The Atlantic magazine ran a terrific article, Why Kids Should Use Their Fingers in Math Class, and I am still blown away with the connections they make between brain activity during finger movements and during math calculation and comprehension. Let me get out my hands and count the ways I could use this information!
They focused on research at Stanford University, and you can look at all the info Stanford has put up at youcubed.org . Based on brain research, children who count on their fingers should not be criticized, they should be encouraged. They should even be trained to do so! It means that all those silly finger plays in preschool are teaching children something more valuable than words to a song, more valuable than following the teacher’s directions.
The bottom line: When kids have better digital proprioception (awareness of their fingers when not looking at them, for everyone that isn’t an OT), they may have better math skills. Sounds fishy? Not if you understand how the brain maps information. According to the researchers at Stanford, a very respectable academic institution, the same sections of the brain light up on PET scans during finger awareness games and calculation. Children who play targeted finger awareness games score higher on math tests after finger training. All that talk about how practicing my piano homework would help me in school might have been accurate. Sorry I gave you a hard time, Mom!

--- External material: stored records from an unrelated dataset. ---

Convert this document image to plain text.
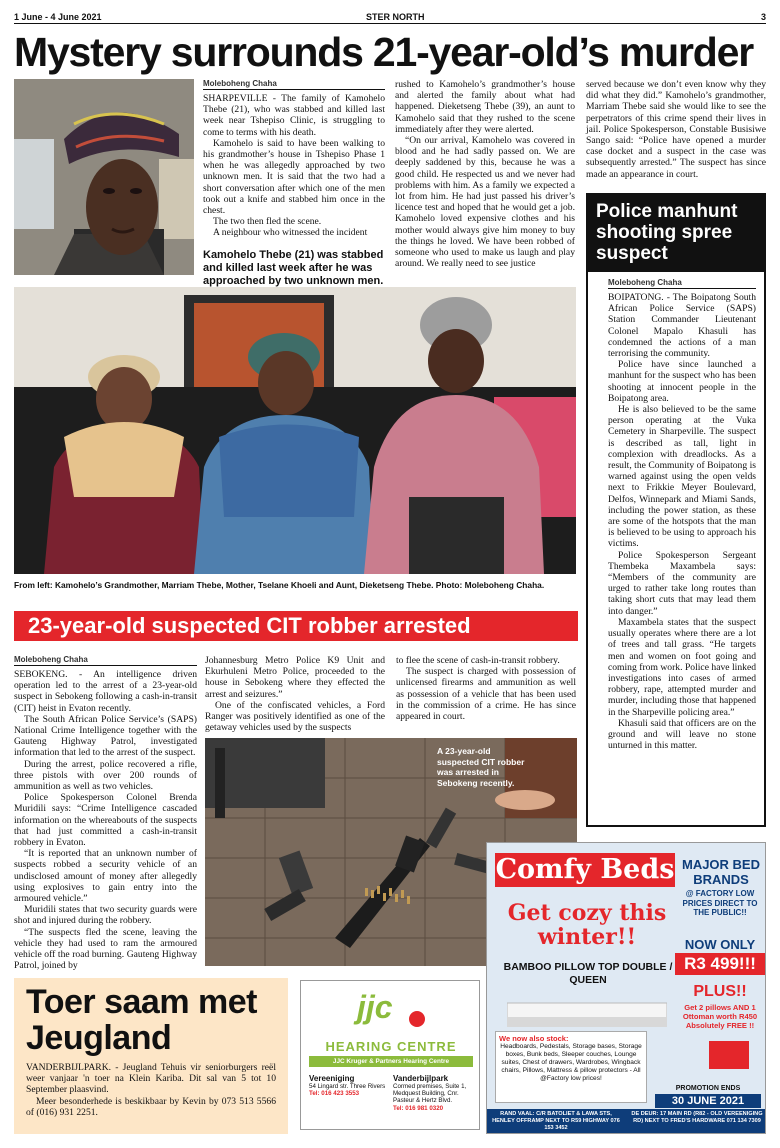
1 June - 4 June 2021	STER NORTH	3
Mystery surrounds 21-year-old’s murder
Moleboheng Chaha

SHARPEVILLE - The family of Kamohelo Thebe (21), who was stabbed and killed last week near Tshepiso Clinic, is struggling to come to terms with his death.

Kamohelo is said to have been walking to his grandmother’s house in Tshepiso Phase 1 when he was allegedly approached by two unknown men. It is said that the two had a short conversation after which one of the men took out a knife and stabbed him once in the chest.

The two then fled the scene.

A neighbour who witnessed the incident

Kamohelo Thebe (21) was stabbed and killed last week after he was approached by two unknown men.

rushed to Kamohelo’s grandmother’s house and alerted the family about what had happened. Dieketseng Thebe (39), an aunt to Kamohelo said that they rushed to the scene immediately after they were alerted.

“On our arrival, Kamohelo was covered in blood and he had sadly passed on. We are deeply saddened by this, because he was a good child. He respected us and we never had problems with him. As a family we expected a lot from him. He had just passed his driver’s licence test and hoped that he would get a job. Kamohelo loved expensive clothes and his mother would always give him money to buy the things he loved. We have been robbed of someone who used to make us laugh and play around. We really need to see justice

served because we don’t even know why they did what they did.” Kamohelo’s grandmother, Marriam Thebe said she would like to see the perpetrators of this crime spend their lives in jail. Police Spokesperson, Constable Busisiwe Sango said: “Police have opened a murder case docket and a suspect in the case was subsequently arrested.” The suspect has since made an appearance in court.

From left: Kamohelo’s Grandmother, Marriam Thebe, Mother, Tselane Khoeli and Aunt, Dieketseng Thebe. Photo: Moleboheng Chaha.
Police manhunt shooting spree suspect
Moleboheng Chaha

BOIPATONG. - The Boipatong South African Police Service (SAPS) Station Commander Lieutenant Colonel Mapalo Khasuli has condemned the actions of a man terrorising the community.

Police have since launched a manhunt for the suspect who has been shooting at innocent people in the Boipatong area.

He is also believed to be the same person operating at the Vuka Cemetery in Sharpeville. The suspect is described as tall, light in complexion with dreadlocks. As a result, the Community of Boipatong is warned against using the open velds next to Frikkie Meyer Boulevard, Delfos, Winnepark and Miami Sands, including the power station, as these are some of the hotspots that the man is believed to be using to approach his victims.

Police Spokesperson Sergeant Thembeka Maxambela says: “Members of the community are urged to rather take long routes than taking short cuts that may lead them into danger.”

Maxambela states that the suspect usually operates where there are a lot of trees and tall grass. “He targets men and women on foot going and coming from work. Police have linked investigations into cases of armed robbery, rape, attempted murder and murder, including those that happened in the Sharpeville policing area.”

Khasuli said that officers are on the ground and will leave no stone unturned in this matter.

23-year-old suspected CIT robber arrested
Moleboheng Chaha

SEBOKENG. - An intelligence driven operation led to the arrest of a 23-year-old suspect in Sebokeng following a cash-in-transit (CIT) heist in Evaton recently.

The South African Police Service’s (SAPS) National Crime Intelligence together with the Gauteng Highway Patrol, investigated information that led to the arrest of the suspect.

During the arrest, police recovered a rifle, three pistols with over 200 rounds of ammunition as well as two vehicles.

Police Spokesperson Colonel Brenda Muridili says: “Crime Intelligence cascaded information on the whereabouts of the suspects that had just committed a cash-in-transit robbery in Evaton.

“It is reported that an unknown number of suspects robbed a security vehicle of an undisclosed amount of money after allegedly using explosives to gain entry into the armoured vehicle.”

Muridili states that two security guards were shot and injured during the robbery.

“The suspects fled the scene, leaving the vehicle they had used to ram the armoured vehicle off the road burning. Gauteng Highway Patrol, joined by

Johannesburg Metro Police K9 Unit and Ekurhuleni Metro Police, proceeded to the house in Sebokeng where they effected the arrest and seizures.”

One of the confiscated vehicles, a Ford Ranger was positively identified as one of the getaway vehicles used by the suspects

to flee the scene of cash-in-transit robbery.

The suspect is charged with possession of unlicensed firearms and ammunition as well as possession of a vehicle that has been used in the commission of a crime. He has since appeared in court.

A 23-year-old suspected CIT robber was arrested in Sebokeng recently.
Toer saam met Jeugland

VANDERBIJLPARK. - Jeugland Tehuis vir seniorburgers reël weer vanjaar 'n toer na Klein Kariba. Dit sal van 5 tot 10 September plaasvind.

Meer besonderhede is beskikbaar by Kevin by 073 513 5566 of (016) 931 2251.

jjc
HEARING CENTRE
JJC Kruger & Partners Hearing Centre
Vereeniging
54 Lingard str. Three Rivers
Tel: 016 423 3553
Vanderbijlpark
Cormed premises, Suite 1, Medquest Building, Cnr. Pasteur & Hertz Blvd.
Tel: 016 981 0320
Comfy Beds
Get cozy this winter!!
BAMBOO PILLOW TOP DOUBLE / QUEEN
MAJOR BED BRANDS
@ FACTORY LOW PRICES DIRECT TO THE PUBLIC!!
NOW ONLY
R3 499!!!
PLUS!!
Get 2 pillows AND 1 Ottoman worth R450 Absolutely FREE !!
We now also stock:
Headboards, Pedestals, Storage bases, Storage boxes, Bunk beds, Sleeper couches, Lounge suites, Chest of drawers, Wardrobes, Wingback chairs, Pillows, Mattress & pillow protectors - All @Factory low prices!
PROMOTION ENDS
30 JUNE 2021
RAND VAAL: C/R BATOLIET & LAWA STS, HENLEY OFFRAMP NEXT TO R59 HIGHWAY 076 153 3452
DE DEUR: 17 MAIN RD (R82 - OLD VEREENIGING RD) NEXT TO FRED'S HARDWARE 071 134 7309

It all starts in preschool with looking at your fingers, naming them to get greater awareness of them, then using them purposefully. The Atlantic’s article has a link to some cool activities for older kids, such as tracing colored lines with fingertips that have corresponding nail colors. But for the little ones, “Where is Thumbkin?” makes more sense. Developmentally, building a brain that is wired for finger awareness is so much easier than rewiring an older brain. And much more fun. Try doing “Tommy Thumb, Tommy Thumb” with a 7 year-old. He will think you are insulting him.
As a pediatric OT, I teach children to pay attention to their “tippies”, which is my cute term for their fingertips. Every child knows what I mean when I tell them to put their tippies on their crayons to scribble, and when I mention that their tippies have slipped out of their scissors. I am going to build in more finger songs into my sessions starting now. Preschool Finger Play Songs for Hand Strengthening and Sensory Awareness I want every child to excel at math, and it could start with finger awareness!